The leader of the aliens running these war games is the appropriately named War Lord and he is being aided by a man calling himself the War Chief who as we later discover is another renegade Time Lord, like the Doctor.  And, yes this is the first time that the words 'Time Lord' are spoken and that the Doctor admits to being one.

The War Lord
The War Chief

What makes this story so epic is the sheer scale of it.  The Doctor manages to get soldiers from all of the different war zones to work together defeat the War Lord and War Chief.  But even after that is done, the Doctor realises that he'll never be able to return the thousands of kidnapped human soldiers to their own time without help.  And so the Doctor reluctantly calls on his own people for help.

The final episode of the story goes off in a very different direction.  With the War Games ended the Doctor, Jamie and Zoe now try to outrun the Time Lords who want to bring the Doctor back home.  Once they finally catch up with him, the Doctor is put on trial for, amongst other things, interfering with history.  Despite a spirited defence, the Doctor is found guilty of interfering.  Jamie and Zoe are sent home to their respective times with their memories of the Doctor erased and the Doctor himself is exiled to 20th Century Earth.  He's also told that his appearance will change...

And so off he spins, our last glimpse of the Second Doctor, for now at least.  And this is the last we'll see of Doctor Who in 1969.  For the first time since the series began there would be no new series starting in the Autumn.  The new season would instead begin in January 1970.

On Audio

Nothing at all this year.

In Print

As with last year, the only book published in 1969 was the usual Doctor Who Annual, the final one featuring Patrick Troughton.

In Comics 

Although TV Comic can be criticised for many things such as an out of character Doctor, juvenile writing and existence of John and Gillian, one thing that one has to admire is how they handled the Doctor's regeneration and exile to Earth.
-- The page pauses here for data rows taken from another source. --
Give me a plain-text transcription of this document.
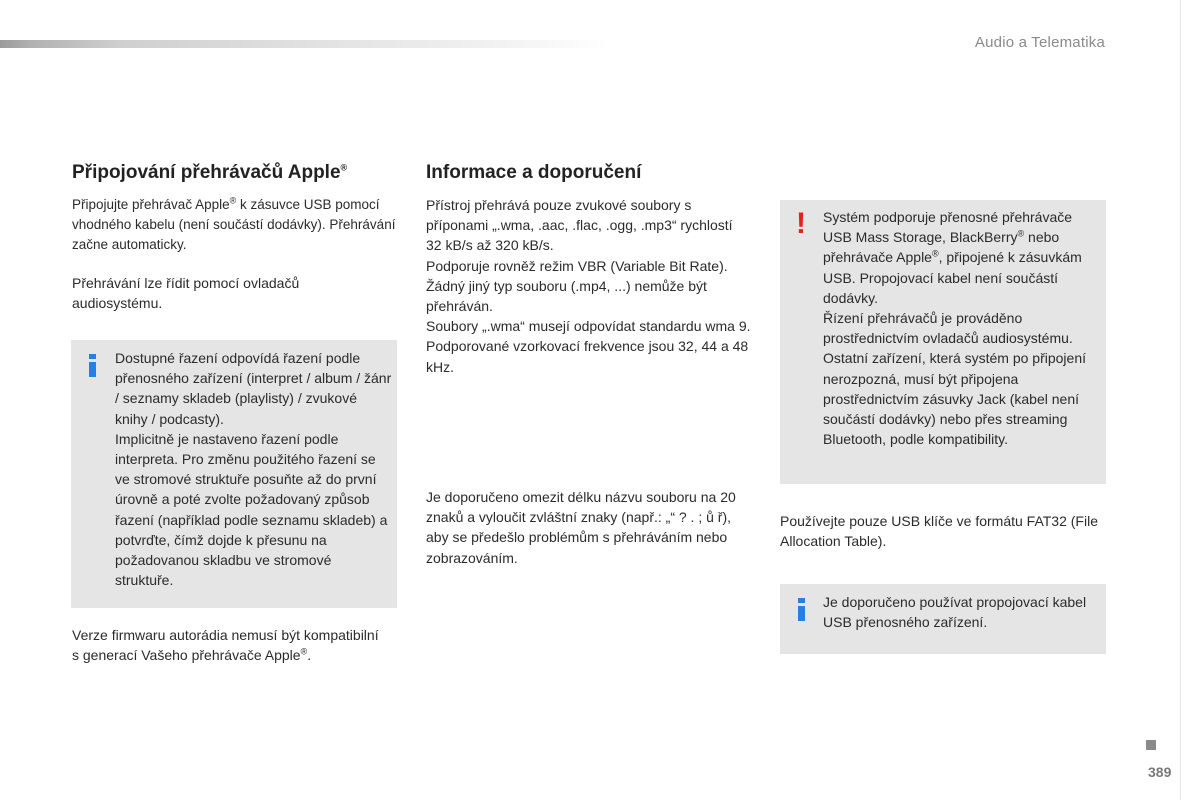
Audio a Telematika
Připojování přehrávačů Apple®

Připojujte přehrávač Apple® k zásuvce USB pomocí vhodného kabelu (není součástí dodávky). Přehrávání začne automaticky.

Přehrávání lze řídit pomocí ovladačů audiosystému.

Dostupné řazení odpovídá řazení podle přenosného zařízení (interpret / album / žánr / seznamy skladeb (playlisty) / zvukové knihy / podcasty).

Implicitně je nastaveno řazení podle interpreta. Pro změnu použitého řazení se ve stromové struktuře posuňte až do první úrovně a poté zvolte požadovaný způsob řazení (například podle seznamu skladeb) a potvrďte, čímž dojde k přesunu na požadovanou skladbu ve stromové struktuře.

Verze firmwaru autorádia nemusí být kompatibilní s generací Vašeho přehrávače Apple®.

Informace a doporučení

Přístroj přehrává pouze zvukové soubory s příponami „.wma, .aac, .flac, .ogg, .mp3“ rychlostí 32 kB/s až 320 kB/s.

Podporuje rovněž režim VBR (Variable Bit Rate).

Žádný jiný typ souboru (.mp4, ...) nemůže být přehráván.

Soubory „.wma“ musejí odpovídat standardu wma 9.

Podporované vzorkovací frekvence jsou 32, 44 a 48 kHz.

Je doporučeno omezit délku názvu souboru na 20 znaků a vyloučit zvláštní znaky (např.: „“ ? . ; ů ř), aby se předešlo problémům s přehráváním nebo zobrazováním.

! Systém podporuje přenosné přehrávače USB Mass Storage, BlackBerry® nebo přehrávače Apple®, připojené k zásuvkám USB. Propojovací kabel není součástí dodávky.

Řízení přehrávačů je prováděno prostřednictvím ovladačů audiosystému.

Ostatní zařízení, která systém po připojení nerozpozná, musí být připojena prostřednictvím zásuvky Jack (kabel není součástí dodávky) nebo přes streaming Bluetooth, podle kompatibility.

Používejte pouze USB klíče ve formátu FAT32 (File Allocation Table).

Je doporučeno používat propojovací kabel USB přenosného zařízení.

389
On TV 'The War Games' had come to and end in early June 1969 with the Doctor being exiled to Earth and being told that he would regenerate.  However the next series, complete with a new Doctor wasn't due to begin until January 1970.  With the comic strip running all year round what was TV Comic to do?

In a rare attempt to actually tie with the TV series, they decided that the strip would show the Doctor exiled on Earth and having adventures there.  However, crucially, he had managed to give the Time Lords the slip so that they couldn't force him to change his appearance.  So from July to November 1969 readers could thrill to the Second Doctor's adventures in exile.

And the Doctor seems to be enjoying himself.  He appears on TV and makes the headlines of newspapers, generally becoming a bit of a celebrity.  He's basically Professor Brian Cox 40 years early.  But ultimately his fame ends up being his undoing.

In his final TV Comic appearance, the Doctor appears on a TV panel show and is asked to investigate some scarecrows that appear to be moving by themselves.  In turns out that the scarecrows have actually been animated by the Time Lords in order to capture the Doctor and carry out the rest of his sentence.  The last panel of the strip sees the Doctor being carried into the TARDIS by the scarecrows whilst his face starts to blur...

...All of which rather cleverly ties into the opening episode of season 7 which was due to air on TV just a few weeks later.